つまり、最初から辺境伯が関わっていたか。なんともオダマキを思い出すねぇ。
いずれにしろ――。
「暫くはあずけておく。だが粗末に扱う事は許さぬぞ。公爵家の騎士たちよ」
名残惜しそうにするホウセンカを大きく旋回させる。
目指すは北北西。
遠くに積乱雲が見えた。何とも胃が重い。
流れる景色に、見知った農場や村が混じる都度、胃は鉛のような重圧に苛まれた。念のためホウセンカには奥の手を仕込んだが、あの人を相手にどこまで通じるか。
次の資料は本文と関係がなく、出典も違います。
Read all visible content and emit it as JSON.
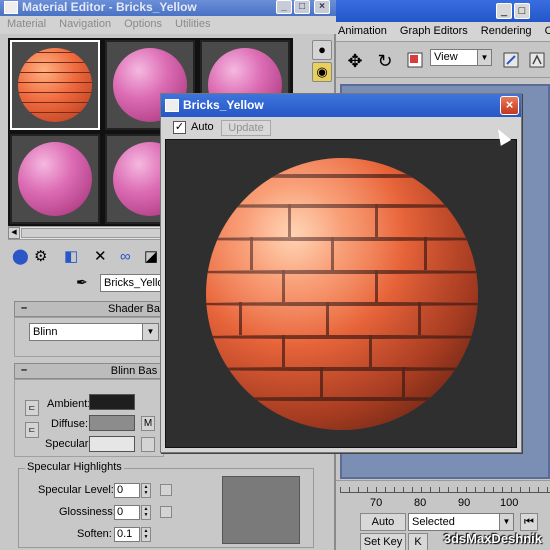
{
  "material_editor": {
    "title": "Material Editor - Bricks_Yellow",
    "menu": [
      "Material",
      "Navigation",
      "Options",
      "Utilities"
    ],
    "material_name": "Bricks_Yello",
    "shader_rollout_title": "Shader Ba",
    "shader_type": "Blinn",
    "blinn_rollout_title": "Blinn Bas",
    "labels": {
      "ambient": "Ambient:",
      "diffuse": "Diffuse:",
      "specular": "Specular:",
      "m": "M",
      "specular_highlights": "Specular Highlights",
      "specular_level": "Specular Level:",
      "glossiness": "Glossiness:",
      "soften": "Soften:"
    },
    "values": {
      "specular_level": "0",
      "glossiness": "0",
      "soften": "0.1"
    },
    "colors": {
      "ambient": "#1e1e1e",
      "diffuse": "#8c8c8c",
      "specular": "#e6e6e6"
    }
  },
  "max_main": {
    "menu": [
      "Animation",
      "Graph Editors",
      "Rendering",
      "Custo"
    ],
    "view_select": "View",
    "timeline_ticks": [
      "70",
      "80",
      "90",
      "100"
    ],
    "auto_key_label": "Auto Key",
    "set_key_label": "Set Key",
    "key_filter_select": "Selected",
    "key_filter_label": "K"
  },
  "magnify_window": {
    "title": "Bricks_Yellow",
    "auto_label": "Auto",
    "auto_checked": true,
    "update_label": "Update"
  },
  "watermark": "3dsMaxDeshnik",
  "icons": {
    "title_minimize": "_",
    "title_maximize": "□",
    "title_close": "×",
    "check": "✓",
    "dropdown": "▼"
  }
}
「領都への再接近は南西から迂回したい。近隣の都市を掠めるが、追撃は無視するとしてあの人がこちらに居るか王都に居るかで話は変わるが――。」
正面!! キランと煌めきが視界に入った!!
咄嗟にホウセンカを右側に傾かせる。
うわっちぃ!? 頬を掠めやがった!! 何だ今の!? 重騎兵のランスに見えたぞ!?
空気が摩擦で焼ける気配が正面に迫った。
「くのぉ!!」
機首を極端に下げる。失速したが構うか。俺の頭部スレスレをまたも銀色に研かれたランスが通過する。
「あっぶねぇ……完全に狙撃されてる」
降下しつつある体制を堪え、ワイバーンの前身を無理矢理あげて保持させる。
頭か翼を狙われたら終わりだった。
バランスを崩しヘロヘロに飛空するのを、四苦八苦しつつ安定させた。
「こんな真似ができるのは――貴方か」
俺の首元に、薄浅葱色の紋様が怪しく光る剣先があった。
今の一瞬で。いつの間に飛行中のホウセンカに乗ったのだろう。嫌な相乗りだ。
「下手な真似はするな。そのままゆっくり振り向け。何も喋るな。喋るんじゃねぇぞ」
娘のようでいて低く落ち着いた声に従う。
ゆっくりと剣の持ち手へと振り向く。
アザレアの守護神とも美麗の悪魔とも歌われた――瑠璃紺の天使様。
「ぶふーっ!?」
思わず吹き出してしまった。
「何着せられてんですか!?」
「喋るなって言っただろ!! これ以上突っ込むな!! 頼むもう何も言わないでくれ!!」
「無www理www」
苺さんが昼間っから相当無茶をしたのだろう。
少女と見紛うベリー辺境伯は、何故か園児服を着せられていた。